ALTHEA HICKS: One thing I would say is remain persistent and definitely identify where you not necessarily just think you should be or think you want to be, but also be open to new opportunities as well. Sometimes, the opportunities don't necessarily come in the way that you expect them. While you should have a goal, have a pathway, have a plan, just be open to some of those new opportunities that might also be able to adjust your plan so that you will see the place where you thought you might want to be, you can actually get there sooner, or you might get something even better. Just be open to that.
I would definitely also suggest being mindful of who you are serving. We talked about social justice and diversity, and I think that spans around the country. No matter where you are, if you're in a rural area, or if you're serving a specific population, always be mindful of your audience, because those are the people that you're serving in whatever capacity that you're serving, and you want to make sure that you are meeting their needs and you have the skillset to meet their needs. Those are the things that I would say to someone who's working their way in their career.
LENDRI PURCELL: I guess what I would add is the same thing -- being really flexible. I thought I was going to do education, then this window opened to philanthropy, and now I’ve become sort of an advocate and an activist in environmental health. Be open. You don't know where your path is going to lead, but cultivate mentors along the way and make sure you're keeping a list of people that can support you and keep up with those people because you never know when you're going to need help and support down the road.
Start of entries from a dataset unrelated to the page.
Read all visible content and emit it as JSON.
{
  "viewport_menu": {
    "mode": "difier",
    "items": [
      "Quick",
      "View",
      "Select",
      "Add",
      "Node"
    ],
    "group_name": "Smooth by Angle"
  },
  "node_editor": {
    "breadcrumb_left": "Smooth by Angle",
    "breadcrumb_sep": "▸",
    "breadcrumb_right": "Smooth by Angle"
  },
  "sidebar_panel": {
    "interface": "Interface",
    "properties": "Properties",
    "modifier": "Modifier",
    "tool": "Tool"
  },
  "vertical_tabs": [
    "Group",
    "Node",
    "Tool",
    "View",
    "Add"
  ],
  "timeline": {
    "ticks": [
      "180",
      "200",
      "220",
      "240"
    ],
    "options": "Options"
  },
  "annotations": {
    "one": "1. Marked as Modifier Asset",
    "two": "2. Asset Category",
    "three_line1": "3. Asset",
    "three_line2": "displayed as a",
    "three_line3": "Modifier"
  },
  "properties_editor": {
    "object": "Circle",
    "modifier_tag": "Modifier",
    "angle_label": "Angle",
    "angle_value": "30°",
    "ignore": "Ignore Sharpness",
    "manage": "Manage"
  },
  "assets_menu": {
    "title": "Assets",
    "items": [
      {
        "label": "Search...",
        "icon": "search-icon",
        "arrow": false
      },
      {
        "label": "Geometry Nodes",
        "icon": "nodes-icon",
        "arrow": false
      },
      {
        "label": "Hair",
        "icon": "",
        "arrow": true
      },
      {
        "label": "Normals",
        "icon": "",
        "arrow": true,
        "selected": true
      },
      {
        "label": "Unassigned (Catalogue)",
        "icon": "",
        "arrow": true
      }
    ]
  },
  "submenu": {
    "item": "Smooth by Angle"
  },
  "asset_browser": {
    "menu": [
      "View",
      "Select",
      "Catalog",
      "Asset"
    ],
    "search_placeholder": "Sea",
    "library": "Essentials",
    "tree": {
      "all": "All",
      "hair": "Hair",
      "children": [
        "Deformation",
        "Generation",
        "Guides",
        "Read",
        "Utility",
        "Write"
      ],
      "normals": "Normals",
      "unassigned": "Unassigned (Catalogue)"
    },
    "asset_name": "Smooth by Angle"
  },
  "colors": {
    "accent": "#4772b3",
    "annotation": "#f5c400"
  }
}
So, find your mentors.
DR. RISHI DESAI: As you think about your career, do you think of mapping out the next three years, or five years out? What's common for you?
ALTHEA HICKS: I don’t think about tomorrow. (laughs) At one point, I used to be very long-term where I would try to think, “Oh, in five years, in 10 years, I'm going to do this,” but with the current situation and the way things go, while I still have some long-term goals, I try to really plan more in the short-term because I realized that what happens in the long-term is based on what I do now. If I focus on what I do now, then that will help me accomplish what I want to achieve in the long-term.
LENDRI PURCELL: I am looking around my desk because I sometimes have like a mind web or a little visual to help keep me on point, where I want to go. I feel the same way as Althea. Maybe it's partly COVID, but just in this moment, what I'm doing and trying to focus on is the importance of this moment and see where it leads because you never know. Things keep changing. I used to have a really long window. Now it's like a year to five years.
DR. RISHI DESAI: It sounds like the theme is carpe diem, so seize the day. I really appreciate having both of you on the show. Thank you Lendri and Althea for joining us. I'm Rishi Desai. Thanks for checking out the entire program. Remember to do your part to flatten the curve and raise the line. We're all in this together.